Pero el perro más grande lo agarró, lo mismo que a la reina, y los lanzó al aire uno detrás de otro.
Los soldados estaban asustadísimos, y todo el pueblo gritó:
—¡Soldadito, tú serás nuestro rey y te casarás con la encantadora princesa!
Y colocaron al soldado en la carroza del rey, y los tres perros danzaban delante de ella y gritaban:
—¡Hurra!
Los niños aclamaban y los soldados rendían armas. La princesa salió del palacio de cobre y la proclamaron reina… ¡Cosa que le agradó mucho! La boda se celebró a los ocho días y los perros se sentaron a la mesa y abrían unos ojos así de grandes.
Fin
Hans Christian Andersen. (1805-1875) fue un prolífico escritor y poeta danés, renombrado por sus cautivadores cuentos infantiles que han dejado una huella indeleble en la literatura mundial. Nacido en Odense, en el seno de una humilde familia, su infancia estuvo marcada por la necesidad de aprender diversos oficios, aunque ninguno llegó a ser su vocación definitiva. Con audacia y sueños de grandeza, a los catorce años emprendió un viaje a Copenhague en busca de fama como actor y cantante. A pesar de las dificultades iniciales, Andersen logró captar la atención de destacadas personalidades que se encargaron de su formación.
El autor siempre sintió el peso de su origen modesto y cultivó la fantasía de ser el hijo secreto de un noble. Además de sus cuentos, Andersen incursionó en novelas, poesía y teatro, y dejó para la posteridad una apreciada autobiografía, "La aventura de mi vida" (1855). Su amor por los viajes lo llevó a recorrer diversos países europeos durante aproximadamente una década, plasmándolo en valiosos libros como "El bazar de un poeta" (1848), basado en sus experiencias más extensas.

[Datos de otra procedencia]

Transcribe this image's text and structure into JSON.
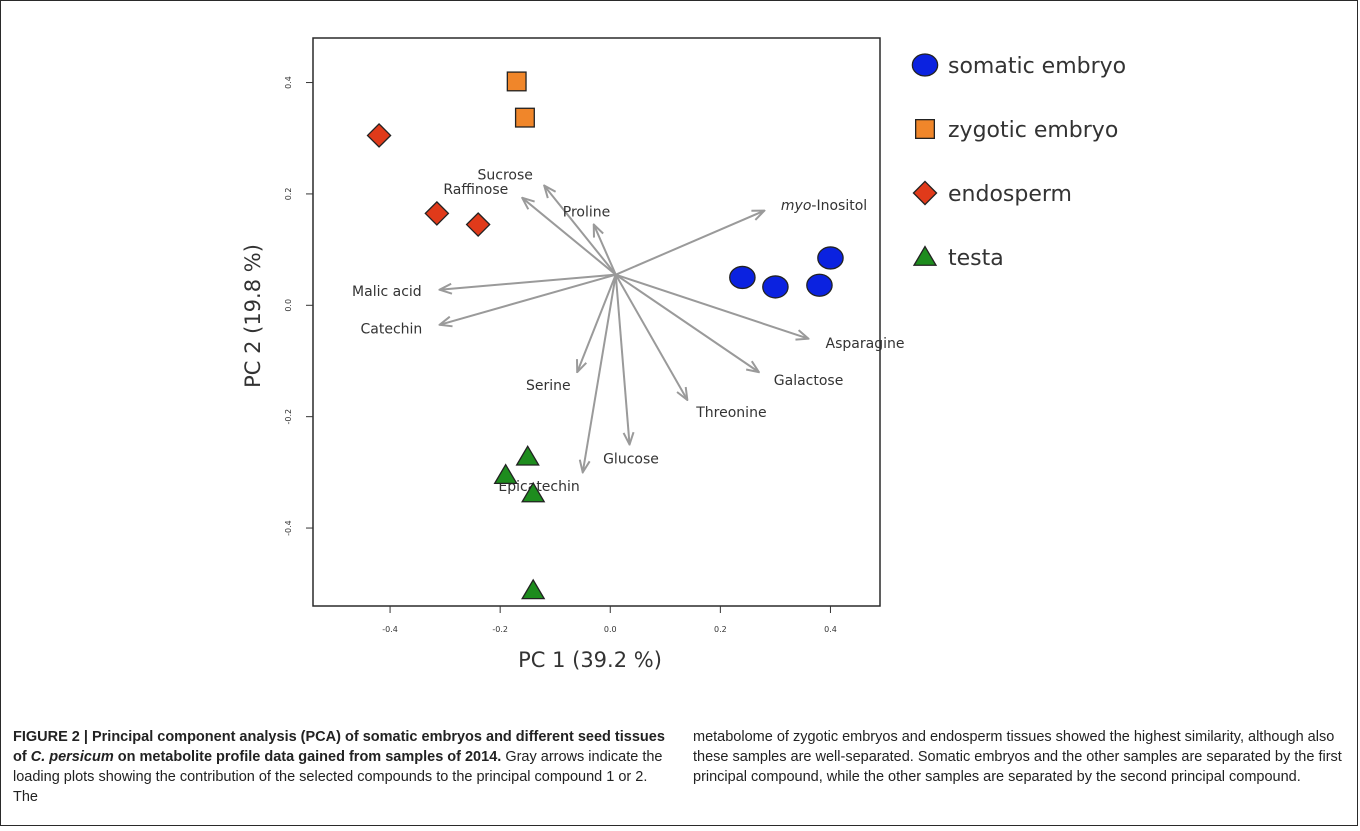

Sin embargo, es incontestable que el legado más destacado de Andersen reside en sus más de doscientos cuentos, donde la imaginación desborda, el humor se entrelaza con la sensibilidad y la magia de las narraciones cautiva a lectores de todas las edades. Aunque algunos críticos sugieren que estas historias pueden tener subtextos más complejos y hasta censurados en su época, lo cierto es que han resistido el paso del tiempo, convirtiéndose en clásicos de la literatura infantil. Su influencia es palpable en adaptaciones cinematográficas, obras teatrales y ballets, y su legado continúa vivo a través de traducciones a innumerables idiomas. En su ciudad natal, Odense, su casa museo honra su memoria y se convierte en un espacio de encuentro para generaciones venideras, celebrando el encanto perdurable de Hans Christian Andersen.